Я хотела напомнить про «главное — не меткость», но передумала.
— Кошмарные сны станут явью... — Пулькер вертел перо в руке. — Выходит, арестованные не лгали? Они действовали внутри овеществленного сна?
— Точно! Но, когда освобожденная магическая энергия хлынула на Киндергартен, сны перепутались. Поэтому люди действовали внутри чужих снов. Штюккер осуществил кошмар Дуделя. Хардкор — малютки Фикхен. Обструкций и Ферфлюхтер обменялись своими кошмарами. Вас ждет сложный судебный казус, господа! Арестованные совершили преступления, но виновны ли они? Можно ли судить ожившие призраки Дикой Неохоты? Не знаю, справится ли мэтр Каквастам с такой задачей.
— И еще взрыв тюрьмы! — Вассерсуп в волнении чуть не сбросил счеты со стола. — С остальными мы разобрались, но это... Чей же это был сон?
— Мой, — глухо произнес ван Штанген.
Все в изумлении воззрились на него.
— Когда всю жизнь служишь закону и порядку, только и знаешь, что сажаешь злоумышленников в узилище... из-за этого света белого не видишь... иногда так хочется, чтоб весь этот закон, а заодно и порядок полетели в Тартарары... и тюрьма вместе с ними!

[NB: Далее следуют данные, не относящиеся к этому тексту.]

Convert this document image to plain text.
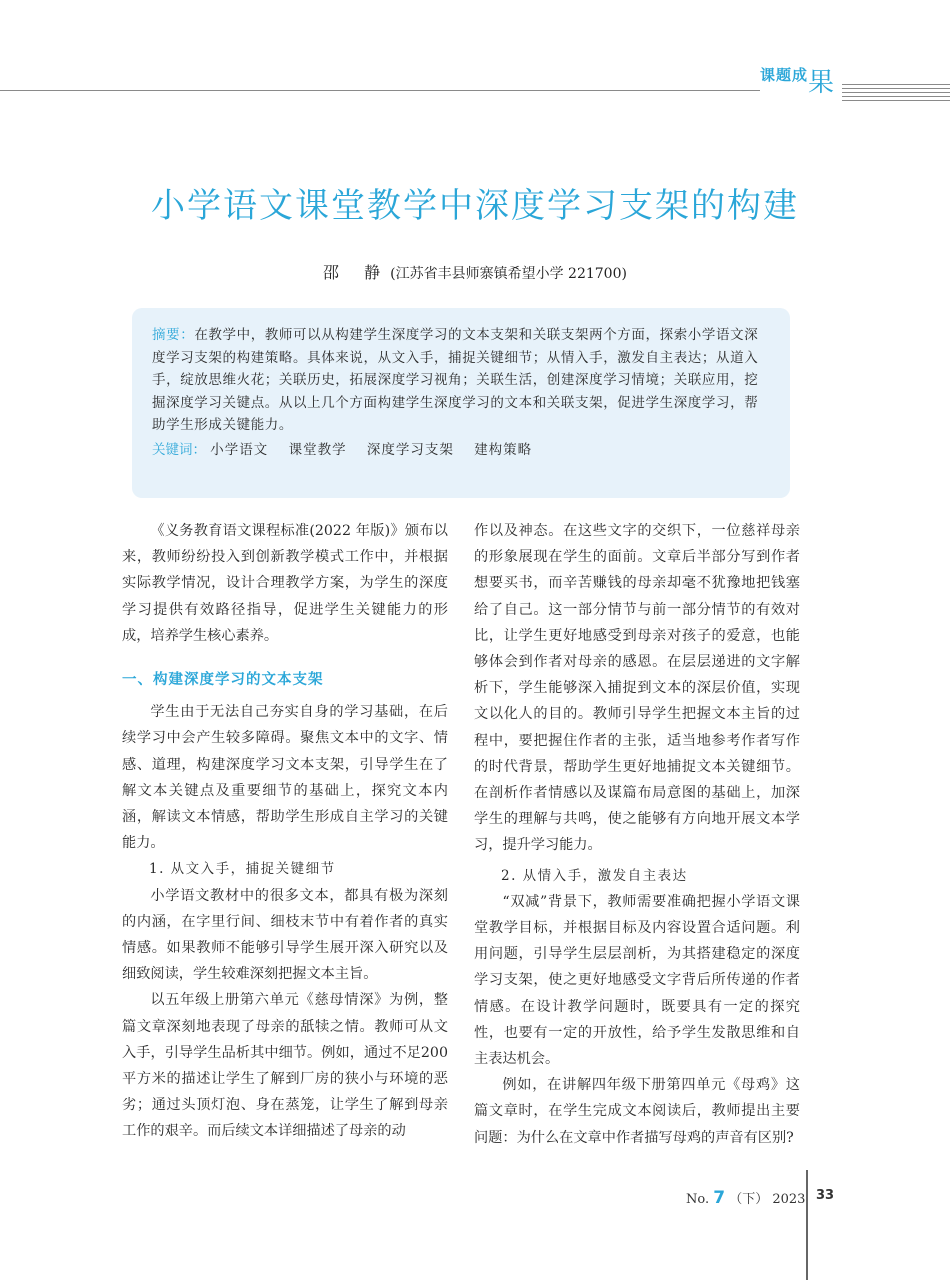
课题成 果
小学语文课堂教学中深度学习支架的构建
邵 静(江苏省丰县师寨镇希望小学 221700)
摘要：在教学中，教师可以从构建学生深度学习的文本支架和关联支架两个方面，探索小学语文深度学习支架的构建策略。具体来说，从文入手，捕捉关键细节；从情入手，激发自主表达；从道入手，绽放思维火花；关联历史，拓展深度学习视角；关联生活，创建深度学习情境；关联应用，挖掘深度学习关键点。从以上几个方面构建学生深度学习的文本和关联支架，促进学生深度学习，帮助学生形成关键能力。
关键词： 小学语文 课堂教学 深度学习支架 建构策略

《义务教育语文课程标准(2022 年版)》颁布以来，教师纷纷投入到创新教学模式工作中，并根据实际教学情况，设计合理教学方案，为学生的深度学习提供有效路径指导，促进学生关键能力的形成，培养学生核心素养。

一、构建深度学习的文本支架

学生由于无法自己夯实自身的学习基础，在后续学习中会产生较多障碍。聚焦文本中的文字、情感、道理，构建深度学习文本支架，引导学生在了解文本关键点及重要细节的基础上，探究文本内涵，解读文本情感，帮助学生形成自主学习的关键能力。

1. 从文入手，捕捉关键细节

小学语文教材中的很多文本，都具有极为深刻的内涵，在字里行间、细枝末节中有着作者的真实情感。如果教师不能够引导学生展开深入研究以及细致阅读，学生较难深刻把握文本主旨。

以五年级上册第六单元《慈母情深》为例，整篇文章深刻地表现了母亲的舐犊之情。教师可从文入手，引导学生品析其中细节。例如，通过不足200平方米的描述让学生了解到厂房的狭小与环境的恶劣；通过头顶灯泡、身在蒸笼，让学生了解到母亲工作的艰辛。而后续文本详细描述了母亲的动

作以及神态。在这些文字的交织下，一位慈祥母亲的形象展现在学生的面前。文章后半部分写到作者想要买书，而辛苦赚钱的母亲却毫不犹豫地把钱塞给了自己。这一部分情节与前一部分情节的有效对比，让学生更好地感受到母亲对孩子的爱意，也能够体会到作者对母亲的感恩。在层层递进的文字解析下，学生能够深入捕捉到文本的深层价值，实现文以化人的目的。教师引导学生把握文本主旨的过程中，要把握住作者的主张，适当地参考作者写作的时代背景，帮助学生更好地捕捉文本关键细节。在剖析作者情感以及谋篇布局意图的基础上，加深学生的理解与共鸣，使之能够有方向地开展文本学习，提升学习能力。

2. 从情入手，激发自主表达

“双减”背景下，教师需要准确把握小学语文课堂教学目标，并根据目标及内容设置合适问题。利用问题，引导学生层层剖析，为其搭建稳定的深度学习支架，使之更好地感受文字背后所传递的作者情感。在设计教学问题时，既要具有一定的探究性，也要有一定的开放性，给予学生发散思维和自主表达机会。

例如，在讲解四年级下册第四单元《母鸡》这篇文章时，在学生完成文本阅读后，教师提出主要问题：为什么在文章中作者描写母鸡的声音有区别?

No. 7 （下） 2023 33
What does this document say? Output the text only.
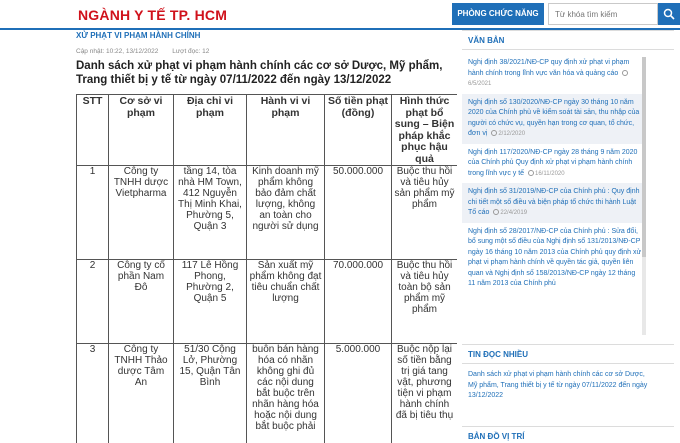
NGÀNH Y TẾ TP. HCM	PHÒNG CHỨC NĂNG
Từ khóa tìm kiếm
XỬ PHẠT VI PHẠM HÀNH CHÍNH
Cập nhật: 10:22, 13/12/2022 Lượt đọc: 12
Danh sách xử phạt vi phạm hành chính các cơ sở Dược, Mỹ phẩm, Trang thiết bị y tế từ ngày 07/11/2022 đến ngày 13/12/2022
STT	Cơ sở vi phạm	Địa chỉ vi phạm	Hành vi vi phạm	Số tiền phạt (đồng)	Hình thức phạt bổ sung – Biện pháp khắc phục hậu quả
1	Công ty TNHH dược Vietpharma	tầng 14, tòa nhà HM Town, 412 Nguyễn Thị Minh Khai, Phường 5, Quận 3	Kinh doanh mỹ phẩm không bảo đảm chất lượng, không an toàn cho người sử dụng	50.000.000	Buộc thu hồi và tiêu hủy sản phẩm mỹ phẩm
2	Công ty cổ phần Nam Đô	117 Lê Hồng Phong, Phường 2, Quận 5	Sản xuất mỹ phẩm không đạt tiêu chuẩn chất lượng	70.000.000	Buộc thu hồi và tiêu hủy toàn bộ sản phẩm mỹ phẩm
3	Công ty TNHH Thảo dược Tâm An	51/30 Cộng Lở, Phường 15, Quận Tân Bình	buôn bán hàng hóa có nhãn không ghi đủ các nội dung bắt buộc trên nhãn hàng hóa hoặc nội dung bắt buộc phải	5.000.000	Buộc nộp lại số tiền bằng trị giá tang vật, phương tiện vi phạm hành chính đã bị tiêu thụ
VĂN BẢN
Nghị định 38/2021/NĐ-CP quy định xử phạt vi phạm hành chính trong lĩnh vực văn hóa và quảng cáo 6/5/2021
Nghị định số 130/2020/NĐ-CP ngày 30 tháng 10 năm 2020 của Chính phủ về kiểm soát tài sản, thu nhập của người có chức vụ, quyền hạn trong cơ quan, tổ chức, đơn vị 2/12/2020
Nghị định 117/2020/NĐ-CP ngày 28 tháng 9 năm 2020 của Chính phủ Quy định xử phạt vi phạm hành chính trong lĩnh vực y tế 16/11/2020
Nghị định số 31/2019/NĐ-CP của Chính phủ : Quy định chi tiết một số điều và biện pháp tổ chức thi hành Luật Tố cáo 22/4/2019
Nghị định số 28/2017/NĐ-CP của Chính phủ : Sửa đổi, bổ sung một số điều của Nghị định số 131/2013/NĐ-CP ngày 16 tháng 10 năm 2013 của Chính phủ quy định xử phạt vi phạm hành chính về quyền tác giả, quyền liên quan và Nghị định số 158/2013/NĐ-CP ngày 12 tháng 11 năm 2013 của Chính phủ
TIN ĐỌC NHIỀU
Danh sách xử phạt vi phạm hành chính các cơ sở Dược, Mỹ phẩm, Trang thiết bị y tế từ ngày 07/11/2022 đến ngày 13/12/2022
BẢN ĐỒ VỊ TRÍ
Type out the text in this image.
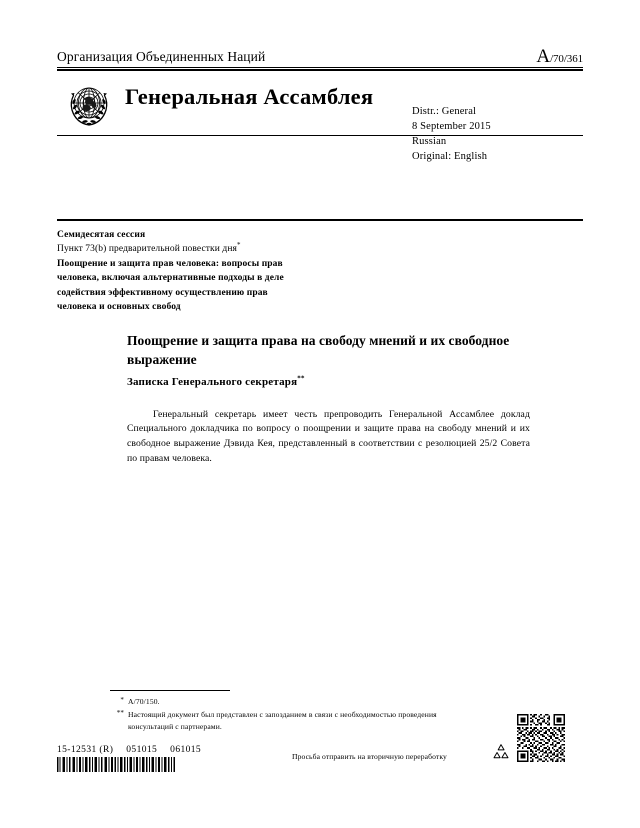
Организация Объединенных Наций	A/70/361
Генеральная Ассамблея
Distr.: General
8 September 2015
Russian
Original: English
Семидесятая сессия
Пункт 73(b) предварительной повестки дня*
Поощрение и защита прав человека: вопросы прав
человека, включая альтернативные подходы в деле
содействия эффективному осуществлению прав
человека и основных свобод
Поощрение и защита права на свободу мнений и их свободное выражение
Записка Генерального секретаря**

Генеральный секретарь имеет честь препроводить Генеральной Ассамблее доклад Специального докладчика по вопросу о поощрении и защите права на свободу мнений и их свободное выражение Дэвида Кея, представленный в соответствии с резолюцией 25/2 Совета по правам человека.

* A/70/150.
** Настоящий документ был представлен с запозданием в связи с необходимостью проведения консультаций с партнерами.
15-12531 (R) 051015 061015
Просьба отправить на вторичную переработку
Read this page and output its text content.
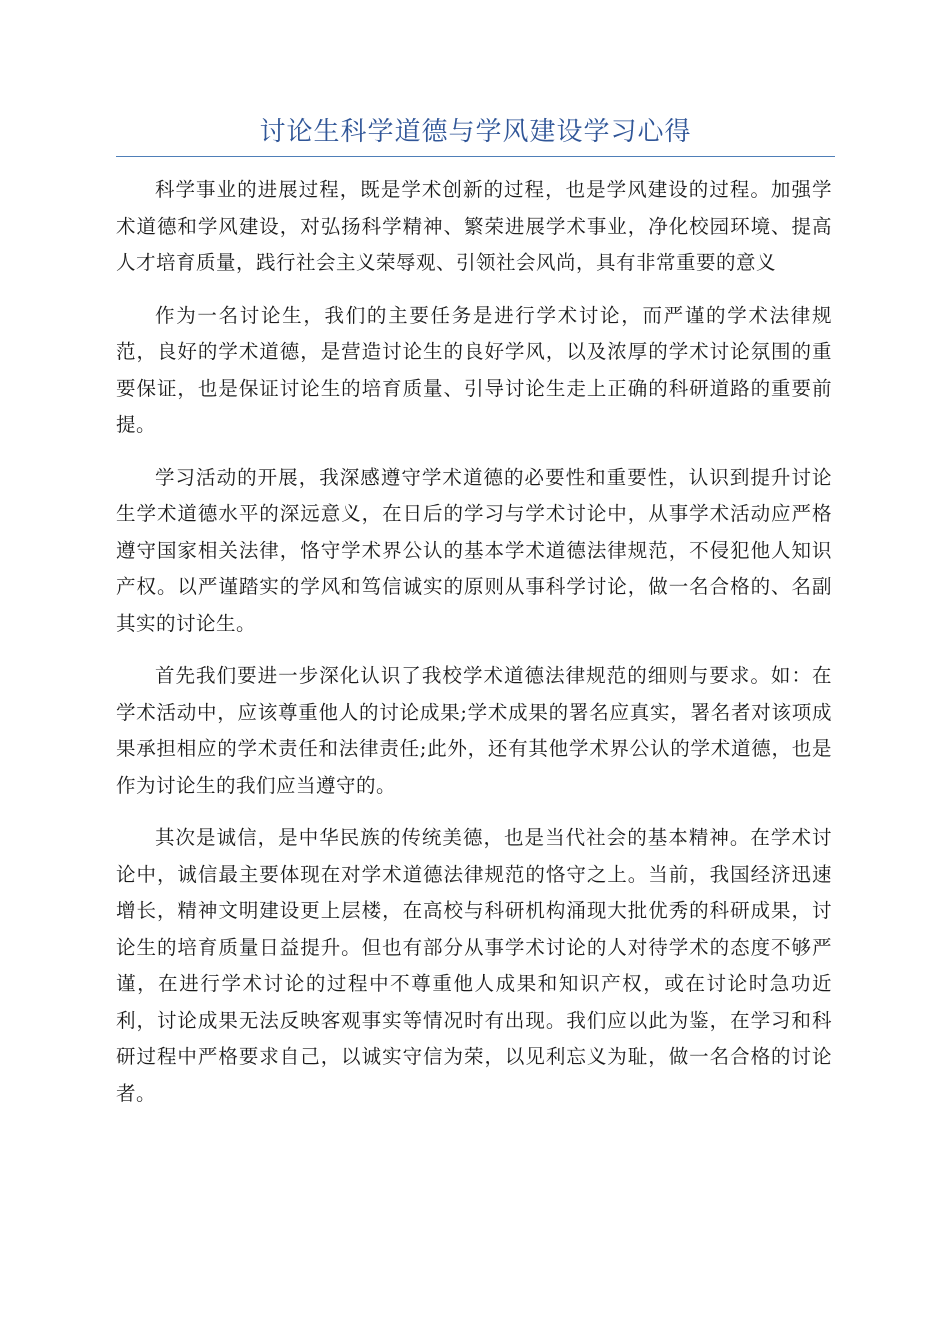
讨论生科学道德与学风建设学习心得

科学事业的进展过程，既是学术创新的过程，也是学风建设的过程。加强学术道德和学风建设，对弘扬科学精神、繁荣进展学术事业，净化校园环境、提高人才培育质量，践行社会主义荣辱观、引领社会风尚，具有非常重要的意义

作为一名讨论生，我们的主要任务是进行学术讨论，而严谨的学术法律规范，良好的学术道德，是营造讨论生的良好学风，以及浓厚的学术讨论氛围的重要保证，也是保证讨论生的培育质量、引导讨论生走上正确的科研道路的重要前提。

学习活动的开展，我深感遵守学术道德的必要性和重要性，认识到提升讨论生学术道德水平的深远意义，在日后的学习与学术讨论中，从事学术活动应严格遵守国家相关法律，恪守学术界公认的基本学术道德法律规范，不侵犯他人知识产权。以严谨踏实的学风和笃信诚实的原则从事科学讨论，做一名合格的、名副其实的讨论生。

首先我们要进一步深化认识了我校学术道德法律规范的细则与要求。如：在学术活动中，应该尊重他人的讨论成果;学术成果的署名应真实，署名者对该项成果承担相应的学术责任和法律责任;此外，还有其他学术界公认的学术道德，也是作为讨论生的我们应当遵守的。

其次是诚信，是中华民族的传统美德，也是当代社会的基本精神。在学术讨论中，诚信最主要体现在对学术道德法律规范的恪守之上。当前，我国经济迅速增长，精神文明建设更上层楼，在高校与科研机构涌现大批优秀的科研成果，讨论生的培育质量日益提升。但也有部分从事学术讨论的人对待学术的态度不够严谨，在进行学术讨论的过程中不尊重他人成果和知识产权，或在讨论时急功近利，讨论成果无法反映客观事实等情况时有出现。我们应以此为鉴，在学习和科研过程中严格要求自己，以诚实守信为荣，以见利忘义为耻，做一名合格的讨论者。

Но я умею себя сдерживать! Я же не знал, что сон переползет на этого несчастного парня!
— Выходит, никто из нас не застрахован от этой заразы, даже приезжие? — разволновался Вассерсуп. — Что же делать?
— Ну, поскольку теперь суть явления всем известна, — что-нибудь придумаете, — постаралась я успокоить бургомистра. — Вызовете мага, он наложит противочары... да и доктор бы вам другой не помешал.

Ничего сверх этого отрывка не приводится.